Войти в этот военный мир ему не предстояло. Екатерина умерла, на престол взошел Павел и отменил прием в войска малолетних. Постников отвез ‘Васиньку’ обратно в Тулу. Ему надлежало учиться другому — не ружейным приемам и не арифметике философа Алаунского.
Университетский пансион
В 1779 году поэт Херасков, тогда куратор Университета Московского, основал при нем Благородный Пансион — нечто вроде гимназии и лицея, исключительно для дворянских детей. К концу XVIII века, после некоторых перемещений, Пансион обосновался между Тверской и Большою Никитской, в приходе церкви Успения на Овражке, в доме Шаблыкина. Главный вход с Вражского переулка (позже Газетного). Во дворе особняк, а у входа небольшой белый флигель — квартира инспектора. Очевидно, свой сад, целая усадьба. В особняке жили, учились, воспитывались юные дети дворян российских.
Заведение было особенное, в своем роде единственное. Им управлял ‘директор Университета’ Тургенев и инспектор Прокопович-Антонский, люди культурнейшие, настроения возвышенного. Они ставили себе целью не только обучить, но и воспитать, просветить душевно. Где-то на горизонте тень знаменитого Новикова, мистика, масона, узника Шлиссельбургского, просветителя и ‘друга человечества’.
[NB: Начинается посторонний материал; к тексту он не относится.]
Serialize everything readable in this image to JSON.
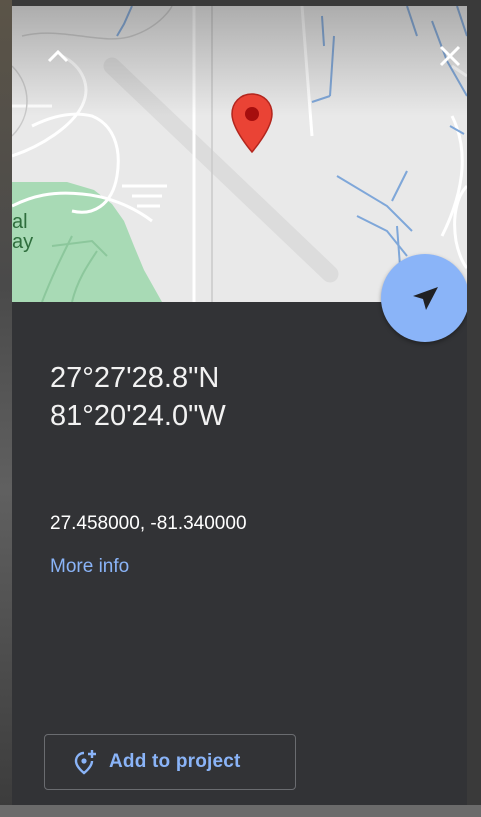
{
  "map": {
    "area_label_lines": [
      "al",
      "ay"
    ],
    "marker_color": "#ea4335",
    "marker_icon": "red-pin-icon"
  },
  "controls": {
    "collapse_icon": "chevron-up-icon",
    "close_icon": "close-icon",
    "directions_icon": "directions-arrow-icon",
    "directions_color": "#8ab4f8"
  },
  "place": {
    "lat_dms": "27°27'28.8\"N",
    "lng_dms": "81°20'24.0\"W",
    "decimal_coords": "27.458000, -81.340000",
    "more_info_label": "More info"
  },
  "actions": {
    "add_to_project_label": "Add to project",
    "add_to_project_icon": "add-location-icon"
  },
  "colors": {
    "panel_background": "#323336",
    "accent": "#8ab4f8"
  }
}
Удивительно обучение этого Пансиона: в шести классах преподавали тридцать шесть предметов. От математики до мифологии, от закона Божия до наук военных. Но главное — литература, история, знание языков. Были уроки и искусств: музыки, живописи. Особенное внимание обращено на языки — русский в первую голову и живые иностранные. На них ученики обязаны были даже говорить в самом Пансионе.
Для многопредметности поправка была такая, что не все обязательно. Учащиеся, по своим склонностям, выбирали группу знаний. Над всем же — дух воспитания и просвещения нравственно-религиозного. Он живым был потому, что живые люди вели дело. В Италии XV века Витторино де Фельтре, известный педагог, создал свою Casa Dioiosa [Радостный дом — ит.], учебное заведение, проникнутое духом гуманности и свободы — оно воспитало ряд людей замечательных и знаменитых, оставило в Возрождении светлый след. Московский Пансион, хоть и иного оттенка, имел с ним общее. И знаменитостей выпустил тоже немало. Среди них: Жуковский, Лермонтов, Грибоедов.
Для Жуковского вышло отлично, что судьбой его распорядилась не мать, а ‘бабушка’. Эта бабушка у смертного ложа Афанасия Ивановича обещала никогда не расставаться с Елизаветой Дементьевной, а ‘Васиньку’ вести как сына.
Обещание выполнила. Заботясь о будущей его независимости, выделила ему из наследства каждой дочери по 2500 рублей, так что к совершеннолетию у него появились, хоть и небольшие, все же свои средства. Главное же, ввела в культурный круг того времени. В Благородный Пансион отдавала как бы и в родственное заведение: Юшковы были знакомы с Тургеневым. Конечно, отлично знали характер Пансиона.
Для Жуковского трудно представить себе школу более подходящую. Порядок, спокойствие и размеренность, хорошие учителя, товарищи любопытные, благочестие, литература и искусства… — можно подумать, что прямо готовили будущих писателей.
Некогда Яким Иваныч ставил его на колени за нерадивость, философ горы Алаунской удалил из Народного Училища, но вот теперь все оборачивается по-иному. Из тридцати шести предметов выбирает он не математику и фортификацию, а что сердцу ближе (‘словесное отделение’ Пансиона). И преуспевает в высшей степени. Уже через год, на акте 1798 года признан голосом всего класса первым.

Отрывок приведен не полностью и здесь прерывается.